Barracks store, later barracks and officers' mess, now museum. 1739-41, for the Ordnance Board. Sandstone ashlar with gable and axial stacks, and slate double pile roof vernacular Baroque style. PLAN: single-depth plan closing S side of parade ground quadrangle.
EXTERIOR: 2 storeys and attic; 9:1-window range. A symmetrical front, with a right-hand corner block, has clasping pilasters, central 3-window section set forward to a raised pediment with flanking steps, thin cornice and parapet, and paired, stepped end gables. Round-arched central doorway with key and imposts, studded double doors and a first-floor clock set within a full-height round-arched recess; round-arched ground-floor small-paned windows, a boarded door 2 bays from the right, and segmental-arched first-floor windows with 8/8-pane casements. Left-hand return has a central round-arched doorway with large fanlight, margin lights and panelled door, a single segmental-arched first-floor casement, and 2 attic casements in the gables. Rear has irregular ground-floor late C19 inserted 6/6-pane sashes, possibly originally windowless, 6 first-floor casements as the front in 3 pairs, and a tall central round-arched cross window beneath a smaller casement to the stairs.
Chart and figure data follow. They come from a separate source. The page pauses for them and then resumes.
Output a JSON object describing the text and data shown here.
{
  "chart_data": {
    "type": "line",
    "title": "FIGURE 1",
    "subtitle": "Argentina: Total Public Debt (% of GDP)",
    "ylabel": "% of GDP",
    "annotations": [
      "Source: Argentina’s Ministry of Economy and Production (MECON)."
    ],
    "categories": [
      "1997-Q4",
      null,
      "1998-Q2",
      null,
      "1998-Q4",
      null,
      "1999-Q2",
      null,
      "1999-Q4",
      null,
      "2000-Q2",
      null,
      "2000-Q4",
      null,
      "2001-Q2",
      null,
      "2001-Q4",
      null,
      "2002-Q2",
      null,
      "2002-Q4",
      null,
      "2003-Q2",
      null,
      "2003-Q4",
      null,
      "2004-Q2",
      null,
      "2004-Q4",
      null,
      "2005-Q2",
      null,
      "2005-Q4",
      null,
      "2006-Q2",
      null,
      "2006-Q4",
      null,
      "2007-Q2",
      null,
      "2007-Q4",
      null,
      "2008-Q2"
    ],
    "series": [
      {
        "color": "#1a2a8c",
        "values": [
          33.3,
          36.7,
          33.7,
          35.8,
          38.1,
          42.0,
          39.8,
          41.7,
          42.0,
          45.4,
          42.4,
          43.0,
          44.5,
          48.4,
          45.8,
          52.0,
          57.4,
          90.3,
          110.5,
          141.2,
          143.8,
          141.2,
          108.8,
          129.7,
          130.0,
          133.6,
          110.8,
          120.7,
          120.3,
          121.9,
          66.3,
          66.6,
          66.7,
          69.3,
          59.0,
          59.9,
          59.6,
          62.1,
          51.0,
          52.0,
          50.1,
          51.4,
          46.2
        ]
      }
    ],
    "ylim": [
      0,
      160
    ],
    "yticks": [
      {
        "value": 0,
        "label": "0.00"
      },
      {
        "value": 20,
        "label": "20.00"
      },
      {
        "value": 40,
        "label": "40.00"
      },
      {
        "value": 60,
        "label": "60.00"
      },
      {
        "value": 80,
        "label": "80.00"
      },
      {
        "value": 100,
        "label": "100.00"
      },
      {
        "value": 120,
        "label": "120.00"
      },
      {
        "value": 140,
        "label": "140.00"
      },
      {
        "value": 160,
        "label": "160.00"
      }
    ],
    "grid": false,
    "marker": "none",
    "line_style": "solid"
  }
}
The right-hand block is perpendicular to the main range and partly obscured by the W barrack block (qv), with a flattened gable and connecting parapet, left-hand segmental-arched doorway with fanlight and boarded door and a segmental-arched 8/8-pane sash above to the rear a coped gable with altered ground-floor door and 2 windows, 2 first-floor and a central attic window.
INTERIOR: has double panelled inner doors to a central dogleg stair with uncut string, splat balusters, square newels and moulded rail, and axial timber posts on the ground floor.
HISTORY: originally built as a storehouse in the same manner as the earlier barracks, shown as such on 1788 map, and later converted to an officers' mess. Part of the earliest planned barrack complex in England, predating most English barracks by nearly 80 years because of the need for a permanent garrison on the Scottish border.